If you think back to what made the early runnings of the Breeders’ Cup different to now is that there was hardly any live racing during its seven races. Tracks all over the country would schedule their races to begin either before or after the Breeders’ Cup card was run so there was little distraction to the big races.
A few tracks like Louisiana Downs and Finger Lakes would try to fill the void and run during the Breeders’ Cup but they were the rare exception. For about four hours, it was all Breeders’ Cup, and rightfully so.
Later, the Breeders’ Cup kept expanding and eventually went to two days. It was impossible to ask anyone to give up their live racing spots on the calendar so now most tracks are racing during at least part of the Breeders’ Cup races.
What I never understood was why there wasn’t a multi-tiered approach to the simulcasting of the Breeders’ Cup. There’s no reason why if a track decides to hold off on their live racing – especially during Saturday’s premier races –they get a discount on the host fees they have to pay to simulcast the race. If you want to race during the Breeders’ Cup races, you pay X and if you don’t race during the Breeders’ Cup races, you pay X minus some discount.
It would explode betting on the Breeders’ Cup and give it everyone’s undivided wagering attention. Once, when I was director of marketing at Capital OTB in upstate New York, I was asked by the New York Racing Association to not simulcast other racetracks on Belmont Stakes (G1) day.
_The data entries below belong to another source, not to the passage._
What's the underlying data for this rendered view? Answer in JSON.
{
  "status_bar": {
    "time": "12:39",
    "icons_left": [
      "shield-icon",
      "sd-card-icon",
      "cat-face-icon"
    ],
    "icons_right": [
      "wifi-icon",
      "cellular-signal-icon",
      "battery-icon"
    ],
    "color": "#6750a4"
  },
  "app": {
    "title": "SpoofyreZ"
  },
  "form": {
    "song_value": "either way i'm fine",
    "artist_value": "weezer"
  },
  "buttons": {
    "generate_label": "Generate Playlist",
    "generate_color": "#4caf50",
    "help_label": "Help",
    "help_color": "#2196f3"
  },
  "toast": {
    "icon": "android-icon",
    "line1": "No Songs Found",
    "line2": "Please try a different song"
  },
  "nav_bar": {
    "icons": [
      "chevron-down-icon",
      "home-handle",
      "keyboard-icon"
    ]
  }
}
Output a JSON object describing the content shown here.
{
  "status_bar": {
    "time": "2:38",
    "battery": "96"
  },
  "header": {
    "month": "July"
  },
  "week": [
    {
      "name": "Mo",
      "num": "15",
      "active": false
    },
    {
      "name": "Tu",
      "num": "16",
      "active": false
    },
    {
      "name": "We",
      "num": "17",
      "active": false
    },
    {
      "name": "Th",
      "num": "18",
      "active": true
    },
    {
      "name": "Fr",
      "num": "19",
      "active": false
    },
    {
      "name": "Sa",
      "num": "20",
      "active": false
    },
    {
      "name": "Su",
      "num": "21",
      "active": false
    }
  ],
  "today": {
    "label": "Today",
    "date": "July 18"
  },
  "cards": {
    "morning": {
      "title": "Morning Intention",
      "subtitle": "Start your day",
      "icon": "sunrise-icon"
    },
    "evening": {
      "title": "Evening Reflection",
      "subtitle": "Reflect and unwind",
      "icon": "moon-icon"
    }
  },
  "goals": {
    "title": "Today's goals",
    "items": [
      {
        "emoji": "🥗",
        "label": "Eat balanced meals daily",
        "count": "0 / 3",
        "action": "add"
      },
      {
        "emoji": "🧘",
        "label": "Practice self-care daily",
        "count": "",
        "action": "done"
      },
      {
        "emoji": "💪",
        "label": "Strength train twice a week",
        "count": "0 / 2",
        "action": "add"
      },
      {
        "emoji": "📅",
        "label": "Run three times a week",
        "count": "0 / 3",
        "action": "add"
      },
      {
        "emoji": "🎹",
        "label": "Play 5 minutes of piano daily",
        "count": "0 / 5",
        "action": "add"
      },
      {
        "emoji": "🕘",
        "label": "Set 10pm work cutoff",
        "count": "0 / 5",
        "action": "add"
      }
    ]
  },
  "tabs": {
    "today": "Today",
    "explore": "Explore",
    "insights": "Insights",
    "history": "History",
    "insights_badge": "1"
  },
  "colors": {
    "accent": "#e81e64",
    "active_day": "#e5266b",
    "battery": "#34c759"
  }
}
I readily agreed and despite a few complaints from customers, it was a nice show of support for the biggest day of New York racing. None of the other five OTBs would agree so the concept was lost. It still continues in Kentucky on Derby (G1) day.
It shows that scheduling can have a big impact on handle and interest. A perfect example is in New York where there are seven harness tracks. They all run a schedule that overlaps with each other and takes the interest in betting on harness racing and divides it into even smaller slices.
But, little old Monticello Raceway, deep in the Catskill Mountains, has stubbornly stuck to a regular schedule of Monday through Thursday afternoons throughout the year. They fill a void on days that major Thoroughbred tracks are not racing and, by starting early in the day, they have very little competition.
And guess what? Their betting handle dwarfs all the other harness tracks in New York with the exception of Yonkers with their mammoth purse structure financed by 5,000 video lottery terminals. You can’t tell this by looking at the New York Gaming Commission website since it only tracks on-track wagering and it does not track out-of-state simulcast wagers on New York racetracks.
But with in-state betting from New York Off-Track Betting customers, Monticello leads even Yonkers with $12,648,454 bet on their 200 lives races in 2015 compared to $12,210,389 bet on Yonkers’ 230 lives races run in 2015.
Saratoga Harness now runs a Thursday afternoon racing program that has cut into these numbers slightly.
All you have to do is look at Monticello’s simulcast screen after a race is over and it displays the total wagering of all the pools and it is not unusual to see $50K to $70 bet on a race. The others not named Yonkers, not so much.
It just shows that if the racing industry would cooperate with scheduling, there are positive results to be gained. As for post times, that’s a whole other story that we can’t get right.